We can see that the model has answered the question correctly. However, the response is not given in a structured way. We can use the tool calling feature of OpenAI to force the model to provide a structured response.

In [8]:
updated_openai_response = client.chat.completions.create(
    model=deployment_name,
    temperature=0,
    messages=[
        {"role": "system", "content": prompt},
    ],
    tool_choice="required",
    tools=[
        {
            "type": "function",
            "function": {
                "name": "requested_information_precisely_found_in_relevant_documents",
                "description": "Submit the requested information. "
                "Use this function when the information is precisely stated in the relevant documents. ",
                "parameters": {
                    "type": "object",
                    "properties": {
                        "answer_value": {
                            "type": "number",
                            "description": "The precise answer to the imposed question"
                            "without any thousand separators.",
                        },
                        "answer_currency": {
                            "type": "string",
                            "description": "The currency of the answer (e.g., EUR, USD)",
                        },
                        "justification": {"type": "string", "description": "The justification for the answer"},
                    },
                    "required": ["answer_value", "answer_currency", "justification"],
                },
            },
        }
    ],
)
tool_call = updated_openai_response.choices[0].message.tool_calls[0].function
tool_call

Function(arguments='{"answer_value":250200000000,"answer_currency":"EUR","justification":"The total revenue of Volkswagen in 2021 was €250.2 billion, as stated in the Group Management Report."}', name='requested_information_precisely_found_in_relevant_documents')

In [9]:
import json

parsed_tool_arguments = json.loads(tool_call.arguments)
extracted_revenue = parsed_tool_arguments["answer_value"]
extracted_revenue

250200000000

This looks very promising and works in this very simple scenario.

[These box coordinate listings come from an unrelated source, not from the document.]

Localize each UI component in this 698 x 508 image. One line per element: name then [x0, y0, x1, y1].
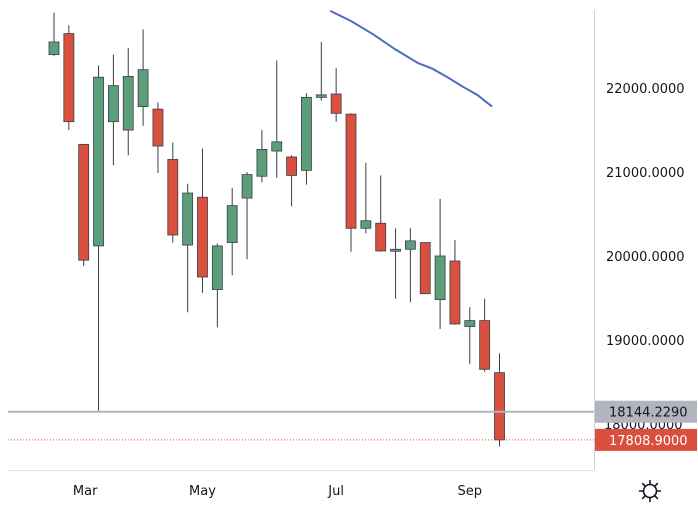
candle-body: [211, 245, 223, 290]
candle: [315, 41, 327, 101]
candle-body: [345, 113, 357, 229]
candle: [464, 307, 476, 365]
candle-body: [137, 69, 149, 107]
candle: [167, 142, 179, 243]
candle: [226, 188, 238, 276]
last-price-label: 17808.9000: [609, 434, 688, 449]
candle-body: [167, 159, 179, 236]
candle-body: [197, 196, 208, 278]
time-axis[interactable]: Mar May Jul Sep: [73, 484, 482, 499]
candle: [108, 54, 119, 166]
candle-body: [360, 220, 372, 229]
price-tick-label: 21000.0000: [606, 166, 685, 181]
candle-body: [108, 85, 119, 123]
last-price-tag: 17808.9000: [595, 428, 697, 451]
candle-body: [464, 320, 476, 327]
time-tick-label: Sep: [458, 484, 483, 499]
candle-body: [271, 141, 283, 152]
candle-body: [122, 75, 134, 131]
candle: [122, 47, 134, 156]
candle-body: [226, 205, 238, 243]
candle: [48, 12, 60, 57]
price-tick-label: 22000.0000: [606, 82, 685, 97]
candle: [211, 243, 223, 328]
time-tick-label: Jul: [327, 484, 344, 499]
candle: [78, 143, 90, 267]
candle: [360, 162, 372, 234]
candle: [419, 242, 431, 295]
candle: [330, 67, 342, 122]
candle: [63, 25, 75, 131]
candle-body: [315, 94, 327, 98]
candle: [182, 183, 194, 313]
candle-body: [404, 240, 416, 250]
candle: [449, 240, 461, 325]
gear-icon[interactable]: [637, 478, 663, 504]
candle-body: [241, 174, 253, 199]
candle-body: [63, 33, 75, 123]
candle: [390, 228, 401, 299]
gear-icon-glyph: [638, 479, 662, 503]
price-tick-label: 19000.0000: [606, 334, 685, 349]
candle-body: [494, 372, 505, 441]
horizontal-line-price-tag: 18000.0000 18144.2290: [595, 400, 697, 433]
candle-body: [390, 248, 401, 252]
candle: [93, 65, 104, 412]
candle-body: [256, 148, 268, 177]
candle: [301, 93, 312, 185]
price-tick-label: 20000.0000: [606, 250, 685, 265]
candle-body: [375, 222, 387, 252]
candle-body: [419, 242, 431, 295]
candle: [494, 353, 505, 447]
candle-body: [48, 41, 60, 55]
candle-body: [78, 143, 90, 261]
time-tick-label: May: [189, 484, 216, 499]
candle-body: [286, 156, 298, 176]
candle: [271, 60, 283, 178]
candle-body: [434, 255, 446, 301]
candle-body: [182, 192, 194, 246]
candle: [345, 113, 357, 252]
candle: [197, 148, 208, 293]
price-axis[interactable]: 19000.0000 20000.0000 21000.0000 22000.0000: [606, 82, 685, 349]
candle: [256, 130, 268, 183]
candle-body: [330, 93, 342, 114]
candle-body: [449, 260, 461, 325]
candle: [434, 198, 446, 329]
horizontal-line-price-label: 18144.2290: [609, 406, 688, 421]
candle: [137, 29, 149, 126]
candle: [241, 172, 253, 260]
candle: [375, 175, 387, 252]
candles: [48, 12, 505, 447]
candle-body: [301, 96, 312, 171]
candle: [404, 228, 416, 303]
candle-body: [479, 320, 491, 370]
candle: [152, 102, 164, 173]
moving-average-line: [329, 10, 493, 108]
candle: [286, 155, 298, 207]
candle-body: [152, 108, 164, 147]
candle-body: [93, 76, 104, 247]
time-tick-label: Mar: [73, 484, 98, 499]
candle: [479, 298, 491, 372]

However, be aware that GPT-4o is not good at performing calculations. This is a problem you'll likely need to tackle later ;).
Additionally, GPT-4o can also make a lot of other mistakes. However, in this case, it worked well.

In [10]:
print(f"Original Value: \t{revenue_datapoint.value}")
print(f"Extracted Value: \t{extracted_revenue}")

Original Value: 	230000000000.0
Extracted Value: 	250200000000


We can directly see that the values do not align. Therefore, the claim is incorrect. We report this information back to the data provider by creating a so-called QA Report

# 4. Creating and submitting a QA Report

In [11]:
from dataland_qa.models.eutaxonomy_non_financials_data import EutaxonomyNonFinancialsData
from dataland_qa.models.qa_report_data_point_verdict import QaReportDataPointVerdict

selected_qa_report = EutaxonomyNonFinancialsData.from_dict(
    {
        "revenue": {
            "totalAmount": {
                "comment": "The total revenue is incorrect. The correct value is 250200000000 €",
                "verdict": QaReportDataPointVerdict.QAREJECTED,
                "correctedData": {
                    "value": extracted_revenue,
                    "quality": "Reported",
                    "comment": parsed_tool_arguments["justification"],
                    "currency": parsed_tool_arguments["answer_currency"],
                    "dataSource": revenue_datapoint.data_source.model_dump(by_alias=True),
                },
            }
        }
    }
)
dataland_client.eu_taxonomy_nf_qa_api.post_eutaxonomy_non_financials_data_qa_report(data_id, selected_qa_report)

QaReportMetaInformation(data_id='16c10aa8-689c-4773-919e-bb493b700db5', data_type='eutaxonomy-non-financials', qa_report_id='ac544179-f0de-4c1b-99c1-69992d4da295', reporter_user_id='9697edcb-dab7-41f1-aa69-97338e7300fe', upload_time=1728994823481, active=True)

The created QA Report is now available to the data provider. They can review the report and adapt their data if necessary.